Like intravascular ultrasound (IVUS), OCT is a catheter-based system which is performed in a cath lab. Although IVUS can image to a greater depth into the artery wall, OCT provides a higher resolution of the inner artery surfaces (10 microns) and can easily show if stents have been covered. The ability to image the surface at high resolution also allows OCT to see very thin fibrous "caps" which are known to cover lipid-rich cores in the artery, so-called "vulnerable plaques". These plaques tend to be about 30 microns thick, so are easily identifiable using OCT. Identifying such areas may provide early detection of problems and help direct treatment for the prevention of heart attacks, especially in a system that may combine both OCT and IVUS technologies to give a more complete picture of the coronary artery.

A study comparing IVUS and OCT in animal models has been published in the current issue of JACC Interventions, the new American College of Cardiology journal, devoted to interventional cardiology, and it concludes that OCT has the ability to visualize coverage of the stent. Furthermore, the importance of this imaging technology in determining the optimum duration of antiplatelet therapy is highlighted in an accompanying editorial, co-authored by Dr. Carlo Di Mario of Royal Brompton in London:

"OCT has the potential to offer surrogate end points to test the ability of new DES to promote consistent tissue coverage of all struts. Studies of new DES should include OCT substudies of adequate size and with serial examinations at well-selected time intervals after implantation. Such studies could identify the most promising DES and provide evidence to guide duration of antiplatelet treatment after different DES types."

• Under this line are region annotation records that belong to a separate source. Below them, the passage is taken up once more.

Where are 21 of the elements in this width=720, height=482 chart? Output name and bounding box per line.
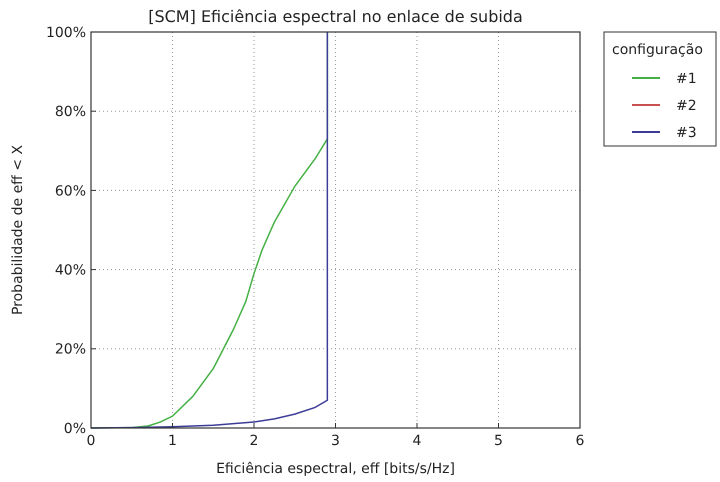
legend-label: #1 [676,70,697,87]
x-tick-label: 6 [576,433,585,449]
x-tick-label: 0 [86,433,96,449]
legend-label: #3 [676,124,697,141]
x-tick-label: 1 [168,433,177,449]
legend-title: configuração [612,42,703,58]
x-tick-label: 5 [494,433,503,449]
x-axis-title: Eficiência espectral, eff [bits/s/Hz] [216,461,455,477]
y-tick-label: 80% [54,104,86,120]
x-tick-label: 4 [412,433,422,449]
y-tick-label: 20% [54,342,86,358]
legend-label: #2 [676,98,697,114]
y-tick-label: 0% [64,420,86,437]
y-tick-label: 40% [54,262,86,278]
line-series [90,31,328,429]
x-tick-label: 3 [331,433,340,449]
x-tick-label: 2 [250,433,258,449]
y-axis-title: Probabilidade de eff < X [10,144,26,316]
y-tick-label: 60% [54,183,86,200]
y-tick-label: 100% [46,24,86,41]
chart-title: [SCM] Eficiência espectral no enlace de subida [148,7,523,26]
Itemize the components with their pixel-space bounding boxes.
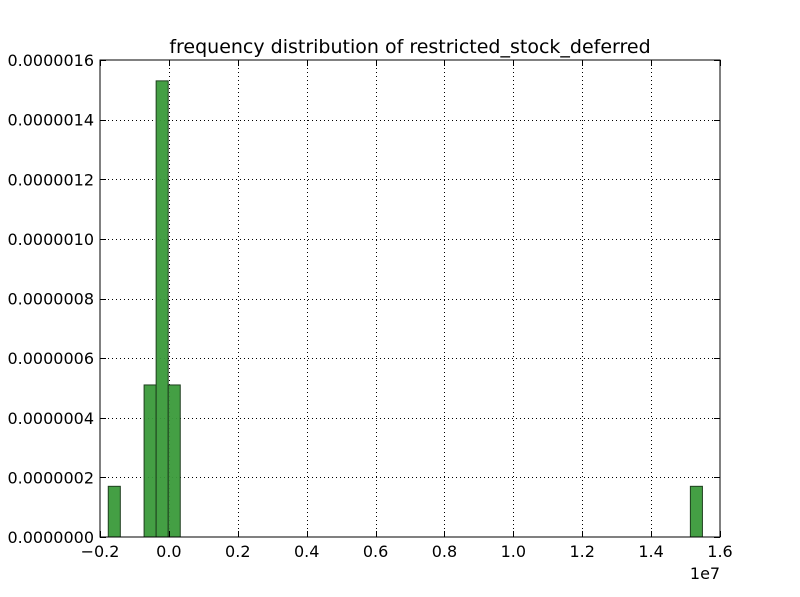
y-tick-labels: 0.0000000 0.0000002 0.0000004 0.0000006 0.00… — [7, 51, 94, 547]
y-tick-label: 0.0000010 — [7, 230, 94, 249]
chart-title: frequency distribution of restricted_sto… — [169, 36, 650, 58]
y-tick-label: 0.0000000 — [7, 528, 94, 547]
x-tick-label: 1.2 — [569, 542, 594, 561]
x-offset-label: 1e7 — [690, 564, 720, 583]
y-tick-label: 0.0000002 — [7, 468, 94, 487]
y-tick-label: 0.0000006 — [7, 349, 94, 368]
x-tick-label: 0.4 — [294, 542, 319, 561]
histogram-bar — [143, 384, 157, 538]
histogram-bar — [107, 485, 121, 538]
tick-marks — [100, 60, 721, 538]
histogram-bar — [689, 485, 703, 538]
x-tick-label: 1.4 — [638, 542, 663, 561]
bars — [107, 80, 703, 538]
y-tick-label: 0.0000008 — [7, 290, 94, 309]
x-tick-label: 0.0 — [156, 542, 181, 561]
y-tick-label: 0.0000016 — [7, 51, 94, 70]
x-tick-labels: −0.2 0.0 0.2 0.4 0.6 0.8 1.0 1.2 1.4 1.6 — [81, 542, 733, 561]
x-tick-label: −0.2 — [81, 542, 120, 561]
plot-frame — [99, 59, 721, 538]
x-tick-label: 1.6 — [707, 542, 732, 561]
y-tick-label: 0.0000012 — [7, 170, 94, 189]
histogram-bar — [167, 384, 181, 538]
y-tick-label: 0.0000004 — [7, 409, 94, 428]
y-tick-label: 0.0000014 — [7, 111, 94, 130]
x-tick-label: 0.2 — [225, 542, 250, 561]
x-tick-label: 0.8 — [432, 542, 457, 561]
grid-lines — [100, 60, 720, 537]
histogram-bar — [155, 80, 169, 538]
x-tick-label: 0.6 — [363, 542, 388, 561]
x-tick-label: 1.0 — [501, 542, 526, 561]
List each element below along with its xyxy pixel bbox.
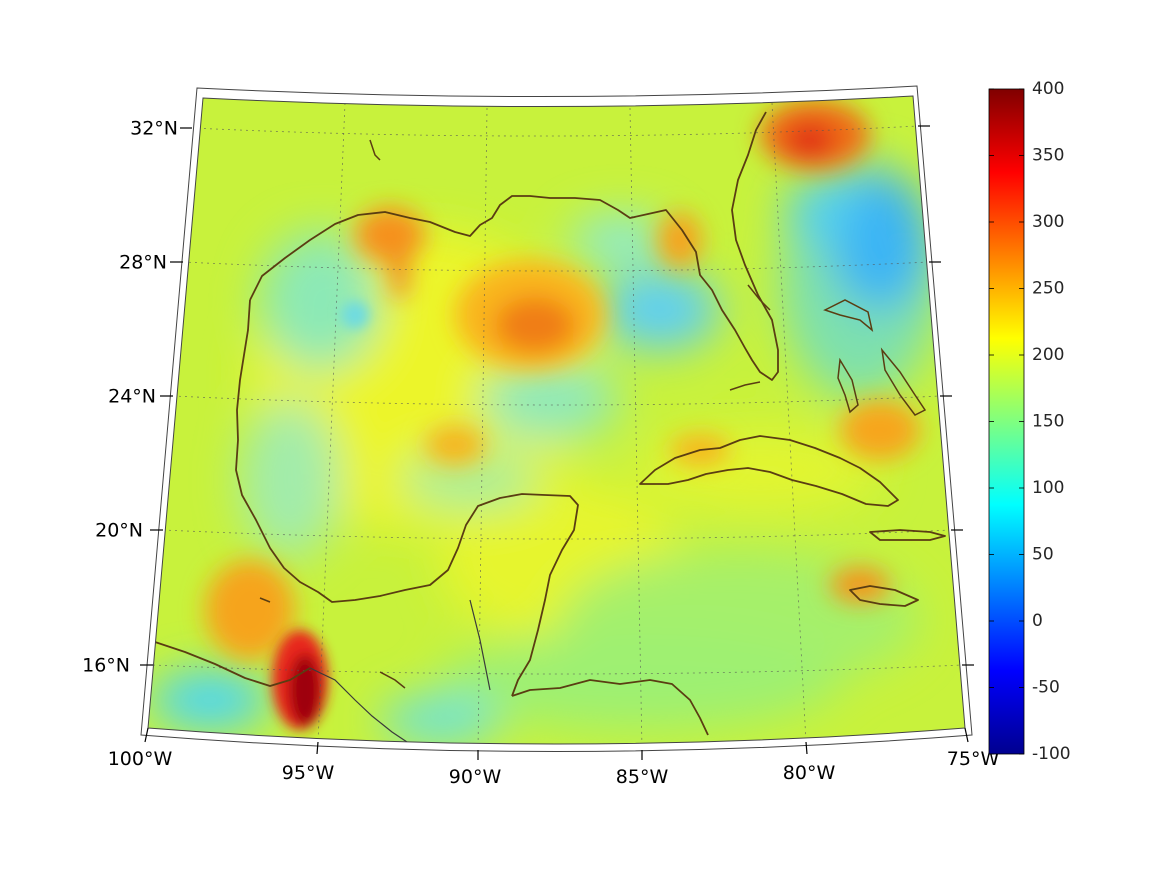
latitude-labels: 32°N 28°N 24°N 20°N 16°N xyxy=(82,118,178,677)
longitude-labels: 100°W 95°W 90°W 85°W 80°W 75°W xyxy=(108,748,1000,788)
lat-label-28n: 28°N xyxy=(119,252,167,274)
lon-label-85w: 85°W xyxy=(616,766,669,788)
map-frame xyxy=(140,85,974,760)
colorbar-tick-label: 200 xyxy=(1032,345,1064,365)
colorbar-tick-label: 150 xyxy=(1032,412,1064,432)
lon-label-90w: 90°W xyxy=(449,766,502,788)
graticule xyxy=(152,102,963,744)
coastlines xyxy=(154,111,946,736)
colorbar-gradient xyxy=(988,88,1025,755)
colorbar-tick-label: 100 xyxy=(1032,478,1064,498)
lon-label-75w: 75°W xyxy=(947,748,1000,770)
lat-label-20n: 20°N xyxy=(95,520,143,542)
colorbar-ticks: 400 350 300 250 200 150 100 50 0 -50 -100 xyxy=(989,79,1071,764)
lat-label-32n: 32°N xyxy=(130,118,178,140)
colorbar-tick-label: 400 xyxy=(1032,79,1064,99)
lon-label-100w: 100°W xyxy=(108,748,173,770)
colorbar-tick-label: 50 xyxy=(1032,545,1054,565)
lon-label-80w: 80°W xyxy=(783,762,836,784)
colorbar-tick-label: 350 xyxy=(1032,146,1064,166)
colorbar: 400 350 300 250 200 150 100 50 0 -50 -100 xyxy=(988,79,1071,764)
lon-label-95w: 95°W xyxy=(282,762,335,784)
colorbar-tick-label: 0 xyxy=(1032,611,1043,631)
colorbar-tick-label: -100 xyxy=(1032,744,1071,764)
borders xyxy=(309,599,491,744)
lat-label-16n: 16°N xyxy=(82,655,130,677)
data-field xyxy=(148,96,965,744)
lat-label-24n: 24°N xyxy=(108,386,156,408)
colorbar-tick-label: 250 xyxy=(1032,279,1064,299)
colorbar-tick-label: 300 xyxy=(1032,212,1064,232)
colorbar-tick-label: -50 xyxy=(1032,678,1060,698)
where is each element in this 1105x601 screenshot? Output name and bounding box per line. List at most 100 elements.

Optical Coherence Tomography is still investigational, but this new field is moving quickly. Less than a month after the JACC Interventions animal study was published, the First in Man Volcano OCT study commenced in Rotterdam. Results from these and other clinical work will be adding to the knowledge base and Volcano Corporation is hoping to have U.S. approval of their OCT technology sometime in the second half of 2009.